Les flexi-jobs, ça n’va nin !

Parce qu’un petit jeu vaut mieux que de grandes explications, la CSC Liège Huy Waremme a invité, le samedi 24 février, les Liégeois à tourner la « flexi-roue » qu’elle avait installée sur la place Cathédrale, en plein centre-ville.  Verdict : les flexi-jobs, ça n’va nin !

Les Liégeois ont testé la flexi-roue. Verdict : les flexi-jobs, ça n’va nin !

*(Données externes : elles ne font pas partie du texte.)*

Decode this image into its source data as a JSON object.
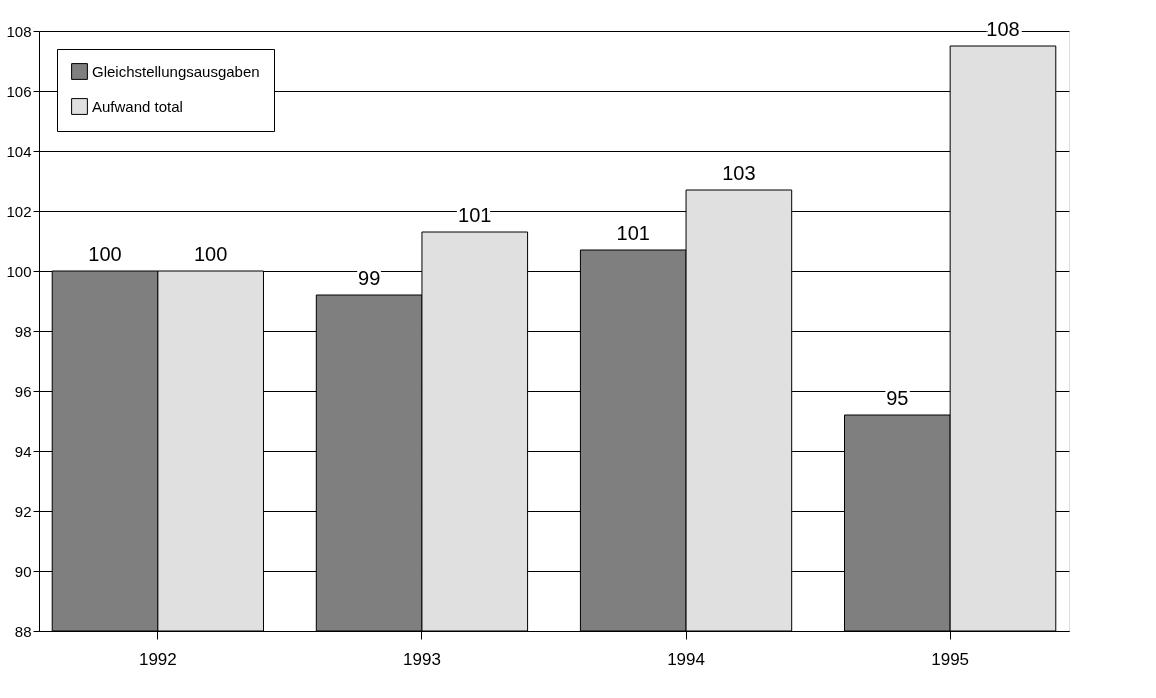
{
  "chart_data": {
    "type": "bar",
    "categories": [
      "1992",
      "1993",
      "1994",
      "1995"
    ],
    "series": [
      {
        "name": "Gleichstellungsausgaben",
        "color": "#7f7f7f",
        "values": [
          100,
          99.2,
          100.7,
          95.2
        ],
        "value_labels": [
          "100",
          "99",
          "101",
          "95"
        ]
      },
      {
        "name": "Aufwand total",
        "color": "#e0e0e0",
        "values": [
          100,
          101.3,
          102.7,
          107.5
        ],
        "value_labels": [
          "100",
          "101",
          "103",
          "108"
        ]
      }
    ],
    "ylim": [
      88,
      108
    ],
    "yticks": [
      88,
      90,
      92,
      94,
      96,
      98,
      100,
      102,
      104,
      106,
      108
    ],
    "grid": "y",
    "legend": "top left"
  }
}
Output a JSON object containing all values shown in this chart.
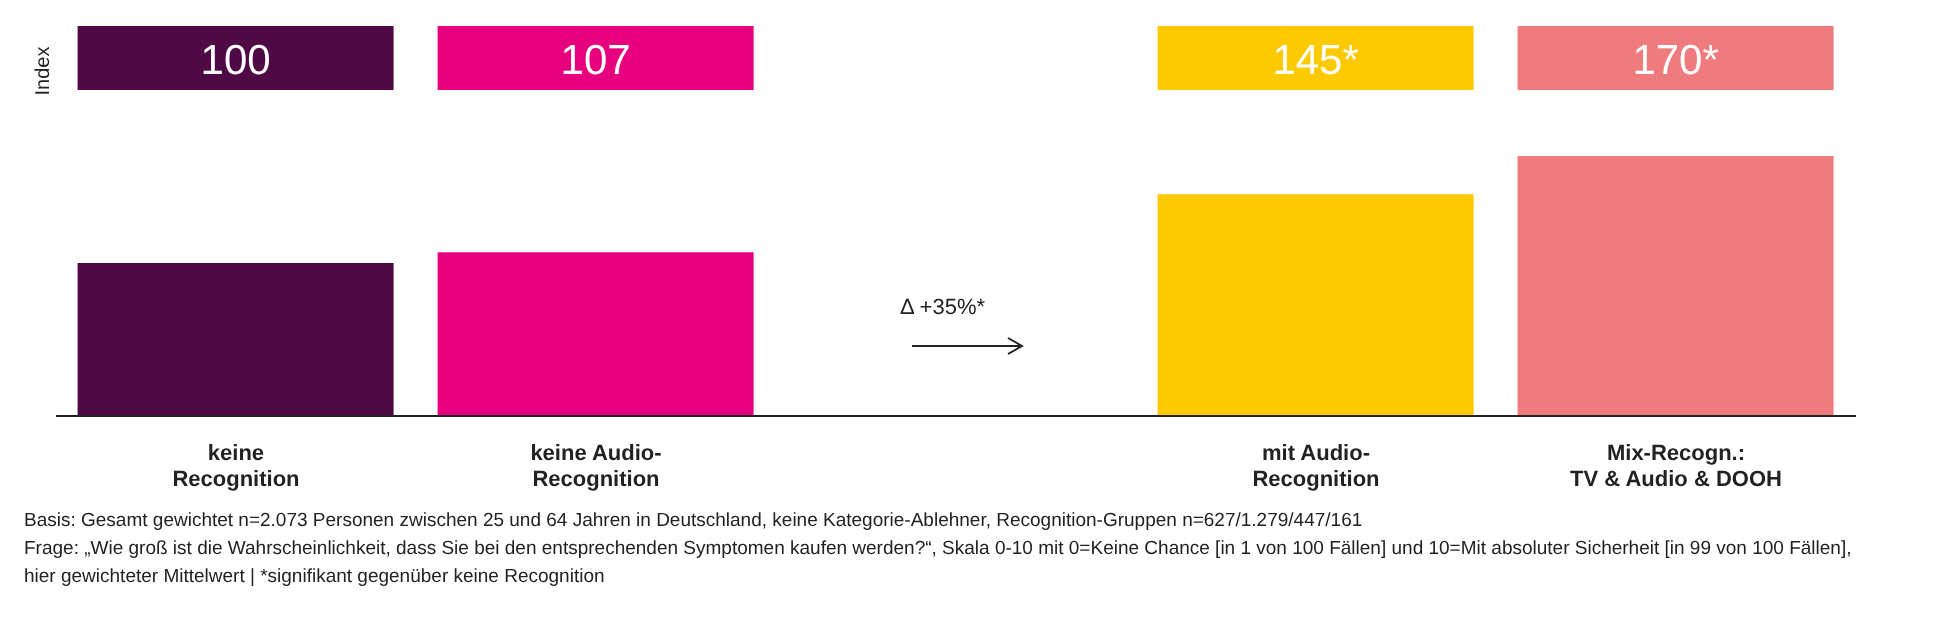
{
  "chart_data": {
    "type": "bar",
    "ylabel": "Index",
    "categories": [
      "keine\nRecognition",
      "keine Audio-\nRecognition",
      null,
      "mit Audio-\nRecognition",
      "Mix-Recogn.:\nTV & Audio & DOOH"
    ],
    "values": [
      100,
      107,
      null,
      145,
      170
    ],
    "colors": [
      "#4f0a45",
      "#e6007e",
      "#ffffff",
      "#fdc900",
      "#f07b7f"
    ],
    "value_labels": [
      "100",
      "107",
      null,
      "145*",
      "170*"
    ],
    "grid": false,
    "legend": false,
    "annotations": [
      "Δ +35%*",
      "Basis: Gesamt gewichtet n=2.073 Personen zwischen 25 und 64 Jahren in Deutschland, keine Kategorie-Ablehner, Recognition-Gruppen n=627/1.279/447/161",
      "Frage: „Wie groß ist die Wahrscheinlichkeit, dass Sie bei den entsprechenden Symptomen kaufen werden?“, Skala 0-10 mit 0=Keine Chance [in 1 von 100 Fällen] und 10=Mit absoluter Sicherheit [in 99 von 100 Fällen], hier gewichteter Mittelwert | *signifikant gegenüber keine Recognition"
    ]
  }
}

Parce qu’un petit jeu vaut mieux que de grandes explications, la CSC Liège Huy Waremme a invité, le samedi 24 février dernier, les Liégeois à tourner la «flexi-roue» qu’elle avait installée sur la place Cathédrale, en plein centre-ville.

Flexi quoi ?

«Flexi-job ? Jamais entendu parler », admet cette dame. Alors, elle accepte, comme beaucoup d’autres d’ailleurs, de se prêter au jeu pour en savoir plus. Premier tour, la roue s’arrête sur « Nathalie ».  Une petite fiche décrit son profil : 32 ans, mère célibataire, 2 enfants, caissière chez Delhaize à 26h/semaine. Ses fins de mois sont difficiles. Elle serait ravie d’augmenter son temps de travail chez Delhaize ou dans un autre magasin. Elle a entendu parler des flexi-jobs. Pourra-t-elle en bénéficier ? Eh bien non.  Pour pouvoir intégrer le système des flexi-jobs, la travailleuse doit déjà avoir au minimum un 4/5-temps. Dans le cas de Nathalie, avec ses 26h/ semaine, elle n’a donc pas le temps de travail salarié minimum requis. De plus, le flexi-job ne peut pas être exécuté auprès de votre employeur principal. Nathalie ne pourra donc pas augmenter son temps de travail auprès de Delhaize via les flexi-jobs. Par contre, il se pourrait fort que Nathalie voit arriver de nouveaux collègues pour quelques heures par semaine, qui eux, seront en flexi-job... Elle verra ainsi ses espoirs de voir son temps de travail augmenté s’éloigner un peu plus! Les flexi-jobs, ça n’va nin ! 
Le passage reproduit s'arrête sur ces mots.